I have a math problem:

I want to calculate how many pips away from my trade I put the stop loss so that if that stop loss is met, I will loose no more than 1% of my account.

The account will be in USD and I will only be dealing with USD currency pairs (ie, USD/CHF, AUD/USD, etc).

With x/USD currency pairs this is easy to calculate: If I have a $500 USD account, 1% is USD$5. Every x/USD currency pair will have USD$0.10 per pip (for micro lots) therefore making the stop loss length $5 / 0.10 = 50 pips away from my trade.

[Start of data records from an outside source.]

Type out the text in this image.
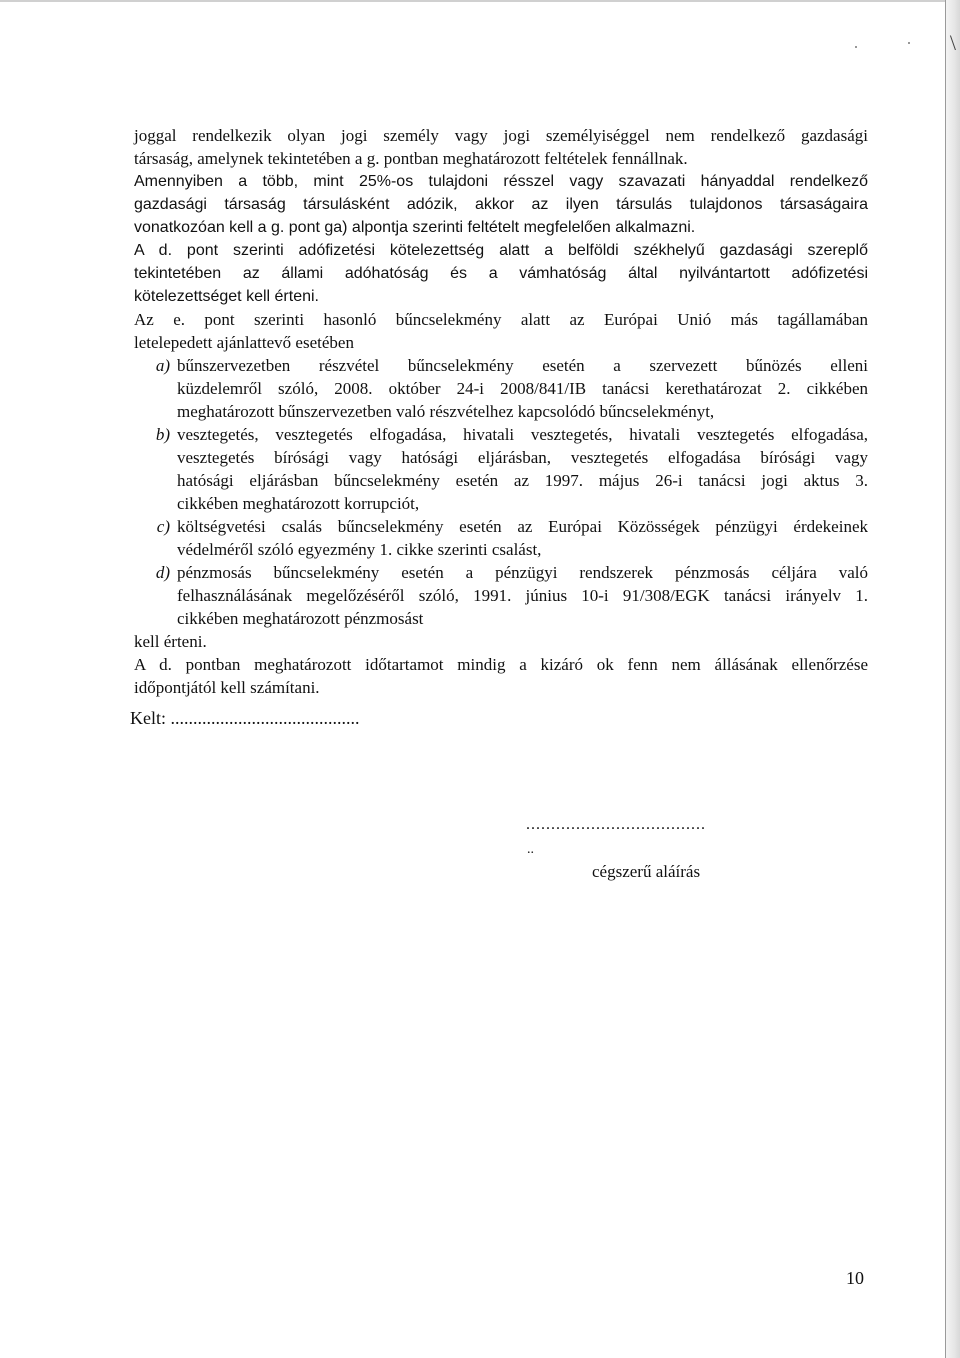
\
joggal rendelkezik olyan jogi személy vagy jogi személyiséggel nem rendelkező gazdasági
társaság, amelynek tekintetében a g. pontban meghatározott feltételek fennállnak.
Amennyiben a több, mint 25%-os tulajdoni résszel vagy szavazati hányaddal rendelkező
gazdasági társaság társulásként adózik, akkor az ilyen társulás tulajdonos társaságaira
vonatkozóan kell a g. pont ga) alpontja szerinti feltételt megfelelően alkalmazni.
A d. pont szerinti adófizetési kötelezettség alatt a belföldi székhelyű gazdasági szereplő
tekintetében az állami adóhatóság és a vámhatóság által nyilvántartott adófizetési
kötelezettséget kell érteni.
Az e. pont szerinti hasonló bűncselekmény alatt az Európai Unió más tagállamában
letelepedett ajánlattevő esetében
a) bűnszervezetben részvétel bűncselekmény esetén a szervezett bűnözés elleni
küzdelemről szóló, 2008. október 24-i 2008/841/IB tanácsi kerethatározat 2. cikkében
meghatározott bűnszervezetben való részvételhez kapcsolódó bűncselekményt,
b) vesztegetés, vesztegetés elfogadása, hivatali vesztegetés, hivatali vesztegetés elfogadása,
vesztegetés bírósági vagy hatósági eljárásban, vesztegetés elfogadása bírósági vagy
hatósági eljárásban bűncselekmény esetén az 1997. május 26-i tanácsi jogi aktus 3.
cikkében meghatározott korrupciót,
c) költségvetési csalás bűncselekmény esetén az Európai Közösségek pénzügyi érdekeinek
védelméről szóló egyezmény 1. cikke szerinti csalást,
d) pénzmosás bűncselekmény esetén a pénzügyi rendszerek pénzmosás céljára való
felhasználásának megelőzéséről szóló, 1991. június 10-i 91/308/EGK tanácsi irányelv 1.
cikkében meghatározott pénzmosást
kell érteni.
A d. pontban meghatározott időtartamot mindig a kizáró ok fenn nem állásának ellenőrzése
időpontjától kell számítani.
Kelt: ..........................................
....................................
..
cégszerű aláírás
10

But, with USD/x currency pairs it gets weird. Basically I have to know how many pips away from the trade to equal USD$5 if it is reached. But as the pip amount moves away, the rate changes, thus changing the conversion back to USD. So essentially, the USD$ per pip changes based on how many pips away the stop loss is put, but on the other hand, the USD$ per pip affects how many pips away it has to be for it to equal a USD$5 loss.

Any math gurus out there who know the formula to calculate this?

To clarify:

I want x pips * USD$ per pip = 1% of the account. This is where the stop loss will be placed. Calculating it is easy for x/USD currency pairs, but not for USD/x currency pairs.

Thanks heaps for any help that's offered. This is driving me nuts... lol.